ZACHARY LEADER’S BIOGRAPHY
of Kingsley Amis
1
runs to more than 1,000 pages, including ninety-seven pages of notes, many of them substantial. Did its subject deserve this enormous biographical effort and corresponding demand on the reader’s time? Answers to that question would depend very much on the respondent’s age and nationality. For English readers and writers born in the 1930s (like myself) or a little before, Kingsley Amis was a key figure in post-war British culture, whose importance and influence cannot be measured simply by the intrinsic merit of his books. In America he acquired a small band of fans, mostly Anglophile academics, but the wider reading public never really embraced him with any warmth.
Lucky Jim
, a critically acclaimed bestseller in the UK, sold only 2,000 copies in the US in its first two years.
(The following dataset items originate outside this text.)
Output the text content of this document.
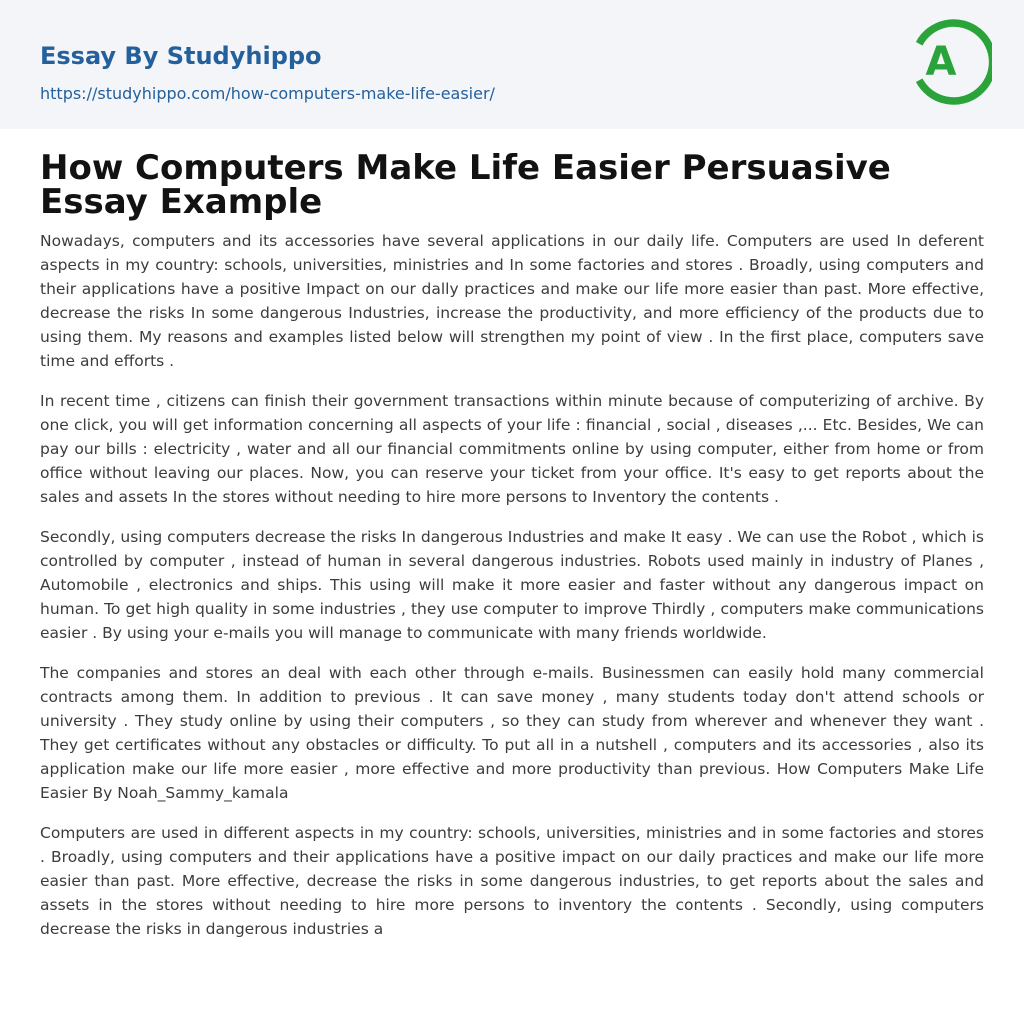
Essay By Studyhippo
https://studyhippo.com/how-computers-make-life-easier/
A
How Computers Make Life Easier Persuasive Essay Example

Nowadays, computers and its accessories have several applications in our daily life. Computers are used In deferent aspects in my country: schools, universities, ministries and In some factories and stores . Broadly, using computers and their applications have a positive Impact on our dally practices and make our life more easier than past. More effective, decrease the risks In some dangerous Industries, increase the productivity, and more efficiency of the products due to using them. My reasons and examples listed below will strengthen my point of view . In the first place, computers save time and efforts .

In recent time , citizens can finish their government transactions within minute because of computerizing of archive. By one click, you will get information concerning all aspects of your life : financial , social , diseases ,... Etc. Besides, We can pay our bills : electricity , water and all our financial commitments online by using computer, either from home or from office without leaving our places. Now, you can reserve your ticket from your office. It's easy to get reports about the sales and assets In the stores without needing to hire more persons to Inventory the contents .

Secondly, using computers decrease the risks In dangerous Industries and make It easy . We can use the Robot , which is controlled by computer , instead of human in several dangerous industries. Robots used mainly in industry of Planes , Automobile , electronics and ships. This using will make it more easier and faster without any dangerous impact on human. To get high quality in some industries , they use computer to improve Thirdly , computers make communications easier . By using your e-mails you will manage to communicate with many friends worldwide.

The companies and stores an deal with each other through e-mails. Businessmen can easily hold many commercial contracts among them. In addition to previous . It can save money , many students today don't attend schools or university . They study online by using their computers , so they can study from wherever and whenever they want . They get certificates without any obstacles or difficulty. To put all in a nutshell , computers and its accessories , also its application make our life more easier , more effective and more productivity than previous. How Computers Make Life Easier By Noah_Sammy_kamala

Computers are used in different aspects in my country: schools, universities, ministries and in some factories and stores . Broadly, using computers and their applications have a positive impact on our daily practices and make our life more easier than past. More effective, decrease the risks in some dangerous industries, to get reports about the sales and assets in the stores without needing to hire more persons to inventory the contents . Secondly, using computers decrease the risks in dangerous industries a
According to Zachary Leader, it was not until Edmund Wilson reviewed Amis’s second novel,
That Uncertain Feeling
, in
The
New Yorker
in 1956, comparing him to Evelyn Waugh, that he began to be taken seriously in America, and even so, Leader observes, ‘Amis never sold well there.’ Leader says nothing about translations and foreign sales of his work, but my impression is that Amis’s fiction, like warm English beer, is a taste that Continental Europe never acquired.
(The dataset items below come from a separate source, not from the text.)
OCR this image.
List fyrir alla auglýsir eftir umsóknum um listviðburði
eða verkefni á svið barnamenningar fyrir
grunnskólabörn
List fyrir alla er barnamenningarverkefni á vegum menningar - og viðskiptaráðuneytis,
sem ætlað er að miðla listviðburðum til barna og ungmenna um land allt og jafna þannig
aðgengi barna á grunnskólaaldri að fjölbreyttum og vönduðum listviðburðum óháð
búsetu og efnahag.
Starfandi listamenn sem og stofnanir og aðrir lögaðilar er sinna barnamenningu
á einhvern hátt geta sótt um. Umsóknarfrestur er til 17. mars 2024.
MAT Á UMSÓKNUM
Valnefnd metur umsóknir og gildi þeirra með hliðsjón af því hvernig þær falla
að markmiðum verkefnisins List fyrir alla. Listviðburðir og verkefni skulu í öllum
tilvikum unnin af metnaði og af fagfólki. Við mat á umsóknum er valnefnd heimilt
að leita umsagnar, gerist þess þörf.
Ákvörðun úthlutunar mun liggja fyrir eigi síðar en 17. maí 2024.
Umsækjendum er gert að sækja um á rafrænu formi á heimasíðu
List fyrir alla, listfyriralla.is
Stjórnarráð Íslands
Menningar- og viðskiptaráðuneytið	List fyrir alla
Why was this so? It was, I believe, because Amis’s distinctive and original attitudes to literary tradition, to class, to morals and manners, were mediated in a style, a tone of voice, the expressiveness of which was fully appreciated only within his own English speech community. With his friend Philip Larkin, of whom the same might be said, Amis led a consciously insular movement in English writing in the 1950s, sometimes unhelpfully called ‘the Movement’ and sometimes conflated with the more journalistic concept of the Angry Young Men. Amis publicly disowned these labels, but he was well aware of the new trend in English writing in the 1950s which they designated and his own crucial role in it. In aesthetic terms it was anti-modernist – a very different category from postmodernist – being conservative as regards literary form. Amis and his associates challenged the cultural prestige of high modernism (Joyce, Pound, Eliot, Woolf,
et al.
) and deplored its continuing influence on English poetry and literary fiction. In their criticism and by example they opposed experimentalism, obscurity, exiguous plots, exotic settings, and borrowings from what Philip Larkin derisively called ‘the myth kitty’. They wrote about ordinary blokes (they themselves were mostly male) having ordinary experiences in ordinary places, like English provincial towns and redbrick universities. They voiced the feelings of a new generation of lower-middle-class youth pushed up the social ladder by free secondary and tertiary education in post-war Britain, who felt to some extent alienated from their roots but also resented and resisted the assumptions and prejudices of the established professional class into which they had been promoted.
Lucky Jim
struck a nerve in this generation, a nerve of delighted recognition and vicarious wish-fulfilment, but what made it stand out was Amis’s prose style, which may be represented by Jim Dixon’s famous reflection on the title of his scholarly article, ‘
The Economic Influence of the Developments in Shipbuilding Techniques,
1450
to
1485
’
:
Dixon had read, or begun to read, dozens like it, but his own seemed worse than most in its air of being convinced of its own usefulness and significance. ‘In considering this strangely neglected topic,’ it began.
This what neglected topic? This strangely what topic? This strangely neglected what?